RamsayBolton
Superstar
Why the Cinnabon Story Doesn’t Make Me Happy
The left should be promoting working-class solidarity, not delighting in seeing workers summarily dismissed.
Crystal Wilsey, a cashier at a Cinnabon franchise in Ashwaubenon, Wisconsin, said some unforgivable things to a Somali couple who had the temerity to request more caramel on a pecan cinnamon roll. But I don’t think she should have been summarily fired.
Cinnabon was quick to terminate Wilsey’s employment and declare that her actions didn’t reflect the “values of Cinnabon.” Progressives who abhor racism may applaud this move. But as a socialist, I can’t easily take the side of a billion-dollar corporation over that of an ordinary worker. (Cinnabon is owned by the Georgia-based conglomerate GoTo Foods, which also owns Auntie Anne’s, Schlotzsky’s, and many other brands popular in the South.)
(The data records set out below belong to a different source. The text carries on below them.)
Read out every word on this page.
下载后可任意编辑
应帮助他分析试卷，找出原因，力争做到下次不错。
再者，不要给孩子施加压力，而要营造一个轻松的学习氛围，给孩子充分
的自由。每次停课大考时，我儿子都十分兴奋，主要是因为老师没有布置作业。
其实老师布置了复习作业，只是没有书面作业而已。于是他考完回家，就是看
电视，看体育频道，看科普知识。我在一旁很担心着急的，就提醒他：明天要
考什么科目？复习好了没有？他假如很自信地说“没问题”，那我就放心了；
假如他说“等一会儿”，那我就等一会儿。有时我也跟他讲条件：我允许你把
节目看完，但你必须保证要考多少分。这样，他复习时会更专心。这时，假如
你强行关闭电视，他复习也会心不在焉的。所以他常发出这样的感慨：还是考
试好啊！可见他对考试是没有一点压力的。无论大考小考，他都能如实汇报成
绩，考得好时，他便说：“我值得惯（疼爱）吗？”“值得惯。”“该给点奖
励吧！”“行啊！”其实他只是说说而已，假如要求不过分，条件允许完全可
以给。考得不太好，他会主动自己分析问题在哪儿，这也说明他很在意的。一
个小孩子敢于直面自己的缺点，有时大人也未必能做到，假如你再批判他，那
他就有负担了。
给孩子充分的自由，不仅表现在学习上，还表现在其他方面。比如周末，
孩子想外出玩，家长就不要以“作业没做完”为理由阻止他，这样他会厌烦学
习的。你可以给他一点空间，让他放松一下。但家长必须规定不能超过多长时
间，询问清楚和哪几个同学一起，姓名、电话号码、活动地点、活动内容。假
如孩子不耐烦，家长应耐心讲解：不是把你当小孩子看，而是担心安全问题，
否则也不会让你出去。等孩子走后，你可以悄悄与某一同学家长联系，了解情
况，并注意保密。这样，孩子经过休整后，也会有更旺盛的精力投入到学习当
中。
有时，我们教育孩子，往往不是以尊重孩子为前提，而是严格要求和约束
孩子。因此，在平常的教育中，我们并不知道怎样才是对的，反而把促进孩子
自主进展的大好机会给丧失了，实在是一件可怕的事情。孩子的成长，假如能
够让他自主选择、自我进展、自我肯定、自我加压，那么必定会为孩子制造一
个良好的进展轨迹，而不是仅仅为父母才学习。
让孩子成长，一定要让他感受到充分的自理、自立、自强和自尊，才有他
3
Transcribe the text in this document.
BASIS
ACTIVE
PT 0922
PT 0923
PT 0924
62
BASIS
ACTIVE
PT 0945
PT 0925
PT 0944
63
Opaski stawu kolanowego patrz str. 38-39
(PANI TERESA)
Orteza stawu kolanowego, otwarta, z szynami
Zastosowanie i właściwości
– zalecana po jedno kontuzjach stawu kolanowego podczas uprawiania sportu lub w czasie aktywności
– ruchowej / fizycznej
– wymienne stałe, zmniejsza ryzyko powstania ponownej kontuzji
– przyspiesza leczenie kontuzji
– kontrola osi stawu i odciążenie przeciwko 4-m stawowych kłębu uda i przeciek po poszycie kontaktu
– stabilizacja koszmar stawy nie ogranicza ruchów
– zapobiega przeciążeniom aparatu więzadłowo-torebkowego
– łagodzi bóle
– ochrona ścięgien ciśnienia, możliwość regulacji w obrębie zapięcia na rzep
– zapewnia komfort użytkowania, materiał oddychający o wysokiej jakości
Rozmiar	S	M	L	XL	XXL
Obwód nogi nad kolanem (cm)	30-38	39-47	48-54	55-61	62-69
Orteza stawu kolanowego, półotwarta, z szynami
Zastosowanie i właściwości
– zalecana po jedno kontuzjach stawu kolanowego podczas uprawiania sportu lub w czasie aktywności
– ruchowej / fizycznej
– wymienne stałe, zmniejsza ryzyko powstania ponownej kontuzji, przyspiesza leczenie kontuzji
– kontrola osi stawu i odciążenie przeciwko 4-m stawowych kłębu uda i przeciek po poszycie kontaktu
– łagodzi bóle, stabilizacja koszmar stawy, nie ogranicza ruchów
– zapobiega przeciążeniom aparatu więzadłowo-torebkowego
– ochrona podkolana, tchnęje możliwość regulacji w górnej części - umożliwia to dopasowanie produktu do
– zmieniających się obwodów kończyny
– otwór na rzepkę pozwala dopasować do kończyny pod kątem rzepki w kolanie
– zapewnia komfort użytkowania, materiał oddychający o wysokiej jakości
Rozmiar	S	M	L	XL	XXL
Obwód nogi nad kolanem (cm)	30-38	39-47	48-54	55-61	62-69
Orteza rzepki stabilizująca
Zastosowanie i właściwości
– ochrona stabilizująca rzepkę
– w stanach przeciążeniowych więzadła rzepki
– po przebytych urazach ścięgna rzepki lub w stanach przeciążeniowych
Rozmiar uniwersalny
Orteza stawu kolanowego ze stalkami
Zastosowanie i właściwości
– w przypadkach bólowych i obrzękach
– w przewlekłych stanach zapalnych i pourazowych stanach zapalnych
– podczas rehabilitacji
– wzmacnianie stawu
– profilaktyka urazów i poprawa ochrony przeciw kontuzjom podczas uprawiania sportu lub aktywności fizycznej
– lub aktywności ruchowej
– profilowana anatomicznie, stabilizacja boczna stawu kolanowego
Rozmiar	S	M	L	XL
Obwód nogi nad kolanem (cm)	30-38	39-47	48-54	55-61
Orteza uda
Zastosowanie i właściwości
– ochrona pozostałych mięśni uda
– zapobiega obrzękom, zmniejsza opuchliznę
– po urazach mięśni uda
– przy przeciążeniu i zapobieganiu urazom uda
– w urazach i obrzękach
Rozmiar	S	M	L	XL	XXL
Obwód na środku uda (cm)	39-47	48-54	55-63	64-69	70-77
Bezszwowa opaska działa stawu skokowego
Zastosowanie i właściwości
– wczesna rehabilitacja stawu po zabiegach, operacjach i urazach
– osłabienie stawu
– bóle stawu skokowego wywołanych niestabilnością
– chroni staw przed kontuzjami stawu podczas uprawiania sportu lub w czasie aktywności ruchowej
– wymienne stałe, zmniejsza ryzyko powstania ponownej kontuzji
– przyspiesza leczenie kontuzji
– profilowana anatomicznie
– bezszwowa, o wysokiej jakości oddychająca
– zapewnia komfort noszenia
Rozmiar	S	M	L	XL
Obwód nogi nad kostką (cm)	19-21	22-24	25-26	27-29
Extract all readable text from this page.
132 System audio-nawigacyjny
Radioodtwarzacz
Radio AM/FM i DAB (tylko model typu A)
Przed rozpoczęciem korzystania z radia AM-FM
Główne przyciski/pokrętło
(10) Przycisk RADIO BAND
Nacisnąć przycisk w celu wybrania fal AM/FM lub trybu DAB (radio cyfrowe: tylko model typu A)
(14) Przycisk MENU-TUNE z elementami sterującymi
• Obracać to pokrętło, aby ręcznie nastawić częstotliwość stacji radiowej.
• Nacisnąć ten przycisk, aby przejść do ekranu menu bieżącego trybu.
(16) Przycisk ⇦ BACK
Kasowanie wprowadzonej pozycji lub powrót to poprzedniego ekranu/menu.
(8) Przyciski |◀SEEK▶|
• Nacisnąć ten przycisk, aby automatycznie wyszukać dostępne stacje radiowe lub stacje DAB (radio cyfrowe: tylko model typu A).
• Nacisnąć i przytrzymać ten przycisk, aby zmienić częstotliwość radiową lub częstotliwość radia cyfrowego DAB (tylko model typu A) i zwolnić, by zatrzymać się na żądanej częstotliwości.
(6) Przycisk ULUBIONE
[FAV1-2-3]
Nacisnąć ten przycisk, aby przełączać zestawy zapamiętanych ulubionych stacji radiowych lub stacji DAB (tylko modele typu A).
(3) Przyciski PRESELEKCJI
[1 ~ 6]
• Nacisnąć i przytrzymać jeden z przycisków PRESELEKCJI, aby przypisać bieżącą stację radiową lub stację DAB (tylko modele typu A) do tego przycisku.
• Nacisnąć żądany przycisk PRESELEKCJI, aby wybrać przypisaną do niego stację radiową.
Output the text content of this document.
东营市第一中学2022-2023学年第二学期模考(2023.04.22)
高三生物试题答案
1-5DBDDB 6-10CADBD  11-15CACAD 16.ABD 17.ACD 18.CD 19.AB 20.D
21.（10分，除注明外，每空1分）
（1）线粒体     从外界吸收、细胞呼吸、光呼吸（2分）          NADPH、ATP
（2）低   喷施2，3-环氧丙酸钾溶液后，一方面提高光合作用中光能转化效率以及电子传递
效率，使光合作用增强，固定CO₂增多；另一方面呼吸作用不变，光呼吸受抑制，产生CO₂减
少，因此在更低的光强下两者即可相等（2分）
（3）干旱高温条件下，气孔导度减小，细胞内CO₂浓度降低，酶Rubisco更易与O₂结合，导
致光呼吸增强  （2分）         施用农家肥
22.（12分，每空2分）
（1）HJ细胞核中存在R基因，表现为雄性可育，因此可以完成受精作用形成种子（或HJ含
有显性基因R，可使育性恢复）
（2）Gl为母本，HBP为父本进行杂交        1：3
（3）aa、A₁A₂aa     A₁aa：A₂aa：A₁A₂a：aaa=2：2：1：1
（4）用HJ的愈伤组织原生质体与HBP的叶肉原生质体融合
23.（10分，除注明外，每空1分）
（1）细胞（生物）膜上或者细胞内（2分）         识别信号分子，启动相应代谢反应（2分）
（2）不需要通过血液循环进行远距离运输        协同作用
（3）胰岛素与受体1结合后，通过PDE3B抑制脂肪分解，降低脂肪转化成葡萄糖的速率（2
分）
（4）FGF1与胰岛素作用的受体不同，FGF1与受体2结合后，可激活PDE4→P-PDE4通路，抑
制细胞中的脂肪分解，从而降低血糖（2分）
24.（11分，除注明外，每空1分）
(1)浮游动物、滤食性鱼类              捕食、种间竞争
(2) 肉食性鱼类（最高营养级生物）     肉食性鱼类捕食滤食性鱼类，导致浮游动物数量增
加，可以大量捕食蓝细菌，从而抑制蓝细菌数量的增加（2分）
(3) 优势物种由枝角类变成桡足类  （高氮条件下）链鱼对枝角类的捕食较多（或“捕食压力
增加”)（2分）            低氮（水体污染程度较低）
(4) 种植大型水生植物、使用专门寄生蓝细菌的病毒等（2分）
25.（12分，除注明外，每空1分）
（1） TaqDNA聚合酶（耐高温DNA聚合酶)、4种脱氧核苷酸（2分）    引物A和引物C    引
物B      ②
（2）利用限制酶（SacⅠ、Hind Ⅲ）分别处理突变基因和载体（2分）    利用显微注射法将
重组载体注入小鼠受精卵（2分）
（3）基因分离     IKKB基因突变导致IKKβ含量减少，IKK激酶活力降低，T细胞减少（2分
Sure, Wilsey might not be a great fit for a customer-facing position. Her critics online also point to her long rap sheet, which includes charges of child endangerment, disorderly conduct, marijuana possession, and driving while intoxicated. We should nevertheless resist the urge to tell a simple moral story that celebrates someone losing their livelihood. That job at the shopping mall may be the bare minimum she needs to support herself.
Those of us on the left should be fighting to improve protections for workers of all races, and thereby for the betterment of people’s material conditions regardless of their views. Progressives should not write off any segment of the working class as beyond the pale. We should instead sow working-class solidarity as an antidote to the racial divisions the right cynically promotes.
Maybe I’m naive, or an incurable socialist. But I’d like to think that even if a worker is racist to my face, I’ll never ask for their dismissal. I’ll try instead to appeal to our common interest in improving the conditions of our lives.